Corps remuants. Corps transpirants. Bouches avalants les liquides, parfois goulûment, souvent vulgairement. Ma tête tourne, l'ivresse plombe mes pieds jusqu'à m'en faire trébucher. Leurs mots n'atteignent plus mes oreilles et les miens ne dépassent pas mes lèvres humides d'envie. Je tire à blanc sur tout ce qui bouge. Je ne touche personne. Je sue le manque de baise par tous les pores de ma peau. J'en aurais presque honte. Presque. Mais j'en jouis plutôt, totalement raccord avec ma gueule de looser que je vais retrouver dans le miroir du bar encore ce soir.

2

Tétanisé. Pétrifié. Idiot. 
Je peux pas balancer une phrase sensée. 
J'arrive pas à articuler. Même l'alcool ne fait pas son effet
Je reste suspendue à ses yeux, accroché à son vernis rouge, à ses clopes si rapidement fumées.
Son cul qui déambule sur le parquet de la salle de sport me font passer pour un bel obsédé.
Ses mains caressant les cheveux de sa meuf glissent sur ma chatte, totalement fantasmées.
Sa timidité exacerbée exacerbe ma timidité.
Tétanisé. Pétrifié. Idiot.
Elles sont maintenant deux à me foutre sur le carreau.
 

De la faute à Louise Brooks

Cette "salope" est venue me chopper la nuit passée. Dur réveil, gueule enfarinée, clito et muscles bandés. 
Ça m'a hanté toute la matinée. C'est si beau de rêver.

Raccourci

Mes nuits raccourcissent et ma consommation de bières aussi. Le soleil se pointe enfin après un an de froid, un an d'effort, de tristesse et de colère. Souffler alors, après une dizaine de mois d'incompréhension et de frustration. Les rayons réchauffent ma peau marquée et éblouissent mes yeux cerclés de verres fumés. Il fait joliment beau. J'en oublie les mensonges, les histoires à deux balles, de qui a tort, qui a raison. Je range les fantômes dans des sachets bien hermétiques. J'en reviens à l'essentiel, aux fondamentaux. Après la fausse mort de ma mère, j'ai compris où était l'important et il était grandement temps.
Je me nourris des autres. Je me nourris du temps, de la musique, de l'air tiède, des sourires derrière les bars, d'autres sourires derrière l'écran, de la solitude sur l'oreiller, de fantasmes, d'expos visitées, de soirées à organiser. Tellement à découvrir, tellement à parcourir.
Si peu à me manquer.


Skip and die

J'ai envie de dormir et j'ai concert dans un quart d'heure putain. Ça fait des jours, des semaines que je me suis pas posée, reposé, des jours et des semaines que j'ai pas baisé, que je me suis même pas branlée. Je bosse, je roule ma bosse, j'écoute mon boss. J'ai ouvert toutes les appli possibles sur mon téléphone dans un ultime espoir de poser ma tête entre des bras, entre des seins, sentir des mains, palper des reins. Mais rien. 
Alors je prends mon courage à deux bières, me rase la tête, prends une douche trop chaude, enfile un jean portefeuille à chaîne et monnaie trébuchante in the pocket. Je m'en vais dégueuler ma misère sexuelle à la face du monde d'en face et peut-être que dans un sursaut de musique électronique, je me réveillerais avec le sourire et la voix de Cata Pirata.
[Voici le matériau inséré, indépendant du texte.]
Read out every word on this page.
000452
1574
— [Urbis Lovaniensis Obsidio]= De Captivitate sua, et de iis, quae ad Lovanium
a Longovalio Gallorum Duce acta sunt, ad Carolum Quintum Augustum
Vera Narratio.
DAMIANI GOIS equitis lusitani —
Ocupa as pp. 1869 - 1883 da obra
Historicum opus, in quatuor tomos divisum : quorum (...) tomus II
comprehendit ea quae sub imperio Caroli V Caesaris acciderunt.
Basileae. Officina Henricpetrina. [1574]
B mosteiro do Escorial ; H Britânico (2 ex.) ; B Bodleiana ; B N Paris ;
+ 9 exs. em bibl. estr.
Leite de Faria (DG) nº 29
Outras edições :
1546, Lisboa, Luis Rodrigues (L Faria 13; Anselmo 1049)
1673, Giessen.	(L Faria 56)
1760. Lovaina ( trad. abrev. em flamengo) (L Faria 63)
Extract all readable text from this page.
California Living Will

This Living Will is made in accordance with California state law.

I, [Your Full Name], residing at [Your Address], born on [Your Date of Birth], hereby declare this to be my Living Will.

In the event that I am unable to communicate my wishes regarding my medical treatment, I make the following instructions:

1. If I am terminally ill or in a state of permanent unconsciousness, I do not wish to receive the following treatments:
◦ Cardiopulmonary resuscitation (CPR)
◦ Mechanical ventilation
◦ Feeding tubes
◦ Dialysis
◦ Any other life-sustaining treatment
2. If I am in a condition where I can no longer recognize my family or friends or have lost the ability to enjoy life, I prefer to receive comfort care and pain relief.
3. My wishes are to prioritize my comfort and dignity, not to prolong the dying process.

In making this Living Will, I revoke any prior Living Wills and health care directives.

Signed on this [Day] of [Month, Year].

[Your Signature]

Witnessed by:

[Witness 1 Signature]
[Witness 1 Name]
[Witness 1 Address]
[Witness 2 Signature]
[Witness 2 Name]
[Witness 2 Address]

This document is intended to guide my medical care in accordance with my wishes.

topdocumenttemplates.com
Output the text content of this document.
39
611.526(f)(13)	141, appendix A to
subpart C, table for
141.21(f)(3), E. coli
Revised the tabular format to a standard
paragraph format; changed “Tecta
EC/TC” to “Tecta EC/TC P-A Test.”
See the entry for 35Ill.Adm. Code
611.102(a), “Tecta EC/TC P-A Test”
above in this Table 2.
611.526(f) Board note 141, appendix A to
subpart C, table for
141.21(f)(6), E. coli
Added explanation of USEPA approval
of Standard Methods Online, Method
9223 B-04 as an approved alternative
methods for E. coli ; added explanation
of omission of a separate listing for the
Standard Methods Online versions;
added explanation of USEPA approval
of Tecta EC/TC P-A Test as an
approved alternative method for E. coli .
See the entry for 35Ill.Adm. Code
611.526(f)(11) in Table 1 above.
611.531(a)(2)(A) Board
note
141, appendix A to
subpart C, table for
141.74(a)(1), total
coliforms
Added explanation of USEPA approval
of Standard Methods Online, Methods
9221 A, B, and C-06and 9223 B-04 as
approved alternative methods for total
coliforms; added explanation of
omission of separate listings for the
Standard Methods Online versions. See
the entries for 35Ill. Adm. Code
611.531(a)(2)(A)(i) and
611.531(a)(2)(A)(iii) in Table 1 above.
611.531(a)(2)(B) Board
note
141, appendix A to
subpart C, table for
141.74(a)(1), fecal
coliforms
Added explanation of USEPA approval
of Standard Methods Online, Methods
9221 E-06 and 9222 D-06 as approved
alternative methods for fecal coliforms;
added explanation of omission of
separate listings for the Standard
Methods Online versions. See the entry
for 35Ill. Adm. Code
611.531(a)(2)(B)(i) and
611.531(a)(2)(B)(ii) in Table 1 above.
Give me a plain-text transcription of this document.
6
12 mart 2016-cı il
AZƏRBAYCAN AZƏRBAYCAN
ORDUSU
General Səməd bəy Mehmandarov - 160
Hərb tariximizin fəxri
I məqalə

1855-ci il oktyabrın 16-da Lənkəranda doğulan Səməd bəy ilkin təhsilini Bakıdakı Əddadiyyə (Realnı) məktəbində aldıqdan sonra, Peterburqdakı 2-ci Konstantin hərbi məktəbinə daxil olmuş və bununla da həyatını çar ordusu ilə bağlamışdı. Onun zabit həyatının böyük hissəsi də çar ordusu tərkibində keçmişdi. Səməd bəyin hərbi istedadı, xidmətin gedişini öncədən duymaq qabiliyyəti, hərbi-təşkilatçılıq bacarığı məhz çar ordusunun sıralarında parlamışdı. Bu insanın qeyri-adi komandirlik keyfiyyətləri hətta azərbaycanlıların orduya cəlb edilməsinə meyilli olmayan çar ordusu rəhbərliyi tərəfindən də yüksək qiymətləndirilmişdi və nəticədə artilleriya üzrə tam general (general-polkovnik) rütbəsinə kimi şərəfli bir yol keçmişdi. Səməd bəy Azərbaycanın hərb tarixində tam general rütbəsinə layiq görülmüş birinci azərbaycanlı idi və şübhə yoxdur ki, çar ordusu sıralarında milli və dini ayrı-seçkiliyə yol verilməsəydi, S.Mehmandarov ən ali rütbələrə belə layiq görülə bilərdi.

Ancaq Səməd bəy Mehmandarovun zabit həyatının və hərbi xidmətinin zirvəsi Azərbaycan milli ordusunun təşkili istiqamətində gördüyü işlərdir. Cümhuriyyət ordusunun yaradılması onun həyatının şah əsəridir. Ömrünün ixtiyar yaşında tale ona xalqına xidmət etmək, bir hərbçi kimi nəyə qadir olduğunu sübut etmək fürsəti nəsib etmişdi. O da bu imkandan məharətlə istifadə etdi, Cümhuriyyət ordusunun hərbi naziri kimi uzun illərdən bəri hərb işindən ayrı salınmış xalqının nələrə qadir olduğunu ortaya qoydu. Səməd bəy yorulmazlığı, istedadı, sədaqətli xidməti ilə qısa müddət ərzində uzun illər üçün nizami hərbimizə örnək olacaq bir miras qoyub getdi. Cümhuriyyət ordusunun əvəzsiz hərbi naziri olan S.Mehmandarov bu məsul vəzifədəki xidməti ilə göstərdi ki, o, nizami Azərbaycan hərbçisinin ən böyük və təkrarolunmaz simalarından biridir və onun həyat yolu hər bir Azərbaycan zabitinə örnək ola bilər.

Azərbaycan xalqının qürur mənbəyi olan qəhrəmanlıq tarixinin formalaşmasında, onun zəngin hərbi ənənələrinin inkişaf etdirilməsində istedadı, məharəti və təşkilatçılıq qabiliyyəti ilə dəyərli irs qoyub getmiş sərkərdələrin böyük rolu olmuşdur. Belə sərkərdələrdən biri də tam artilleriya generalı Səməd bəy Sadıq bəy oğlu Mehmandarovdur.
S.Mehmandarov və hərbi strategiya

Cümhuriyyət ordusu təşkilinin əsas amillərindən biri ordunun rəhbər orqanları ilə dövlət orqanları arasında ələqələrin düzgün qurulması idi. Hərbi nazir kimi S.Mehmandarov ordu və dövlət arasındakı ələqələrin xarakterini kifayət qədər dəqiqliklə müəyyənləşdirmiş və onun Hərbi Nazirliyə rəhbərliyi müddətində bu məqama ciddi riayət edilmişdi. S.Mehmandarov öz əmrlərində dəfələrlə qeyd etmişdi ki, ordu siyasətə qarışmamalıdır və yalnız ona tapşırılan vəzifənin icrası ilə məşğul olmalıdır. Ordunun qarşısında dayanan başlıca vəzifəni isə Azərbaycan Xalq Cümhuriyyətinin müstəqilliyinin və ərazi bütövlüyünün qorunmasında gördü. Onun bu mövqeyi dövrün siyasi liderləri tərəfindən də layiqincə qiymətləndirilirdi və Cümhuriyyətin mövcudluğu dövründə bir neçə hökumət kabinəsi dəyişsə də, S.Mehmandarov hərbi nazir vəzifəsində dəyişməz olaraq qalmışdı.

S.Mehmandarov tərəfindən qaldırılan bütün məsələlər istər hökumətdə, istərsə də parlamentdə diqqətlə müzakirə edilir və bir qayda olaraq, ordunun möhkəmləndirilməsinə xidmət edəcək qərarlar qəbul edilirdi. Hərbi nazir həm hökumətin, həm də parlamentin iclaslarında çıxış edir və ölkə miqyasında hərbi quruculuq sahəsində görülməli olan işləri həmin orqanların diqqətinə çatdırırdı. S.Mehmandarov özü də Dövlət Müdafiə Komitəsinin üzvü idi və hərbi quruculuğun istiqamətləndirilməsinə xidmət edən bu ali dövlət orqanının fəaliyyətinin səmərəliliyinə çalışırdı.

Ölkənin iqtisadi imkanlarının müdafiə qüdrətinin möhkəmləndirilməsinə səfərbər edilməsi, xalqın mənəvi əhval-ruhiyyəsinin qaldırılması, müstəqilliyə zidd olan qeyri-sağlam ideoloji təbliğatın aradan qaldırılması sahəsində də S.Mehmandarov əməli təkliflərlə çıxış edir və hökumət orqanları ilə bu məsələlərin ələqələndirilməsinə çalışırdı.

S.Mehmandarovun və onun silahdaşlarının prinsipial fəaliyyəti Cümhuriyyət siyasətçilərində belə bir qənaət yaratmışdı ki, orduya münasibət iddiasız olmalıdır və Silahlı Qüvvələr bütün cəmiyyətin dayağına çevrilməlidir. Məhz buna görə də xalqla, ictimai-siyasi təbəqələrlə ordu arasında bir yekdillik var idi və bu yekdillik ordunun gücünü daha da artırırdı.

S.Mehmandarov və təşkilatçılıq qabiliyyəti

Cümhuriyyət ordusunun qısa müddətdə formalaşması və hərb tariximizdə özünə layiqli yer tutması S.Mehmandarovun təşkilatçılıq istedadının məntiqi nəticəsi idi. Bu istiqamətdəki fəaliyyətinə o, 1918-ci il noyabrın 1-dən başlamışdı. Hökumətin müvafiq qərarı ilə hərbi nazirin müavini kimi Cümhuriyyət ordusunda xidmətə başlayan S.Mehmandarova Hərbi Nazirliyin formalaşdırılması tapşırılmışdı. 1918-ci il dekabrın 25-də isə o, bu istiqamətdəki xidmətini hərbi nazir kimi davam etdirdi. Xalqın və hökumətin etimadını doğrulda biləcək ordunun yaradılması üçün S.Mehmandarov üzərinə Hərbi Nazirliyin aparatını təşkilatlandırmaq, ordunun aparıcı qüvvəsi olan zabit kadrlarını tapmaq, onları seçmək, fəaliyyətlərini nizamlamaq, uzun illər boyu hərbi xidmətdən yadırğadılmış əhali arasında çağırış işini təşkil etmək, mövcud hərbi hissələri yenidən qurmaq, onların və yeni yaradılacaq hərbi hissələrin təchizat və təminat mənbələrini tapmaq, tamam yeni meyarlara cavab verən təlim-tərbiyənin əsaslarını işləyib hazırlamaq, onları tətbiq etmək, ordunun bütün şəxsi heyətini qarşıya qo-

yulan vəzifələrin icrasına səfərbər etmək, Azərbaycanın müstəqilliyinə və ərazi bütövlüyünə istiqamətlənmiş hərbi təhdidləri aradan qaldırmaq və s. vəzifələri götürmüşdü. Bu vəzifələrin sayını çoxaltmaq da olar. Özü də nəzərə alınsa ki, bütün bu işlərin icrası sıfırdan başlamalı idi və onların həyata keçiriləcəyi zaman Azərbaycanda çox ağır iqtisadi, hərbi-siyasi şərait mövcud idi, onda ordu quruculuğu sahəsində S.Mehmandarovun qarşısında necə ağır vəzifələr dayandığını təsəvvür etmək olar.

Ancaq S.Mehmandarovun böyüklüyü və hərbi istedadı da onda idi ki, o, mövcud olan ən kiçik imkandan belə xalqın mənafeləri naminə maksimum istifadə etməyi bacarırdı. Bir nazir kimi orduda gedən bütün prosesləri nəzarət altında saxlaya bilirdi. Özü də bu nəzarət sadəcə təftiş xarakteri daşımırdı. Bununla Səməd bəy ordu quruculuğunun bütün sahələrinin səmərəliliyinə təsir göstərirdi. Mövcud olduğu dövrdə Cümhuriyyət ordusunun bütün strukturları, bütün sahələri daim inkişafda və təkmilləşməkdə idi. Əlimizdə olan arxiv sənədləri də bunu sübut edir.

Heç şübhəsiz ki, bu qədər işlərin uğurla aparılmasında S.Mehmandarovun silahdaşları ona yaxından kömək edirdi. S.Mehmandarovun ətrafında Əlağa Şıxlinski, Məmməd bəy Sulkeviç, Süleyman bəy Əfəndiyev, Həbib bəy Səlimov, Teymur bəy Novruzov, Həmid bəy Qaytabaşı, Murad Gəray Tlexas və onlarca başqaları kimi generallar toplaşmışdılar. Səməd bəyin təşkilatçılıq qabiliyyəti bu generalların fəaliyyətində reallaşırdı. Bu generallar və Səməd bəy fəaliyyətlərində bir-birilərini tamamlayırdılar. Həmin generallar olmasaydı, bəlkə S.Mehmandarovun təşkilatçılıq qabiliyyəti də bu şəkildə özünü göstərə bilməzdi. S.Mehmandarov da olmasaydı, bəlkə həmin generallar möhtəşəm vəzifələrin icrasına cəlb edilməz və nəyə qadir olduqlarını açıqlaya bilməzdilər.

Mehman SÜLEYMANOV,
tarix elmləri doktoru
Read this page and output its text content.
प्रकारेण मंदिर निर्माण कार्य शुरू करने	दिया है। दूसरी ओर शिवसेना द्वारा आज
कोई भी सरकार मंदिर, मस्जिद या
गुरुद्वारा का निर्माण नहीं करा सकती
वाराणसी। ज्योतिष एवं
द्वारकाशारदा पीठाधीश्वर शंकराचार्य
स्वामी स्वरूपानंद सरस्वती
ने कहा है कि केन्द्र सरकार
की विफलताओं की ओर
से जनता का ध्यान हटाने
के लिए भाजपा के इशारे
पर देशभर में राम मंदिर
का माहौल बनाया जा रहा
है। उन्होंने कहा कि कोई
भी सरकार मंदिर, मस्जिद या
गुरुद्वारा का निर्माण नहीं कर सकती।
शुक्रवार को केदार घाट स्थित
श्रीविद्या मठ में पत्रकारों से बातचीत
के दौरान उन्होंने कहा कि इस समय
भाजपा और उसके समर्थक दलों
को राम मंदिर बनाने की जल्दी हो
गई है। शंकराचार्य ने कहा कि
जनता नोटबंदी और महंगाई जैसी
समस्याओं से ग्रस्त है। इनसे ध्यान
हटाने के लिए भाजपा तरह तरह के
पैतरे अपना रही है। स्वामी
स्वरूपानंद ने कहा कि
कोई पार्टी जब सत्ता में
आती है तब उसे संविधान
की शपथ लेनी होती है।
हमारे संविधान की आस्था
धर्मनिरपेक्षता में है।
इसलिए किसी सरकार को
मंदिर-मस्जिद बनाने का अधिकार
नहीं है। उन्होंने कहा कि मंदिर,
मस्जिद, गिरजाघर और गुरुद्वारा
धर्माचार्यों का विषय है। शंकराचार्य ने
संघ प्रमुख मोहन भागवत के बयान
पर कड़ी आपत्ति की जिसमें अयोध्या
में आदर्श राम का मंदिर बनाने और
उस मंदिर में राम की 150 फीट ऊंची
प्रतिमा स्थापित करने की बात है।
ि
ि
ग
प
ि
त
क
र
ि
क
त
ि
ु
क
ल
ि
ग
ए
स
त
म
Alors je pourrais enfin rentrer crever, m'allonger et mourir. 
Mais là, tout de suite, dormir ? 

Même pas en rêve.


Coeur élastique

Je retrouve ici mon puits de solitude. Par ennui. Par envie. Cet après-midi, mes yeux se sont remplis d'images insolites ou banales, c'est selon. Une table en bois de 12 mètres, une photo troublante devant quelques fesses moulées dans des jeans. Depuis le début de la soirée, je risque l'acouphène en écoutant au casque des chansons mielleuses. Plus tard, je sortirai me remplir la panse d'alcool, d'air frais et du léger rictus de la serveuse. Et je souris de me raccrocher à ce si piètre bonheur, à cette si faible lueur, mais elle, au moins, elle me fait du bien.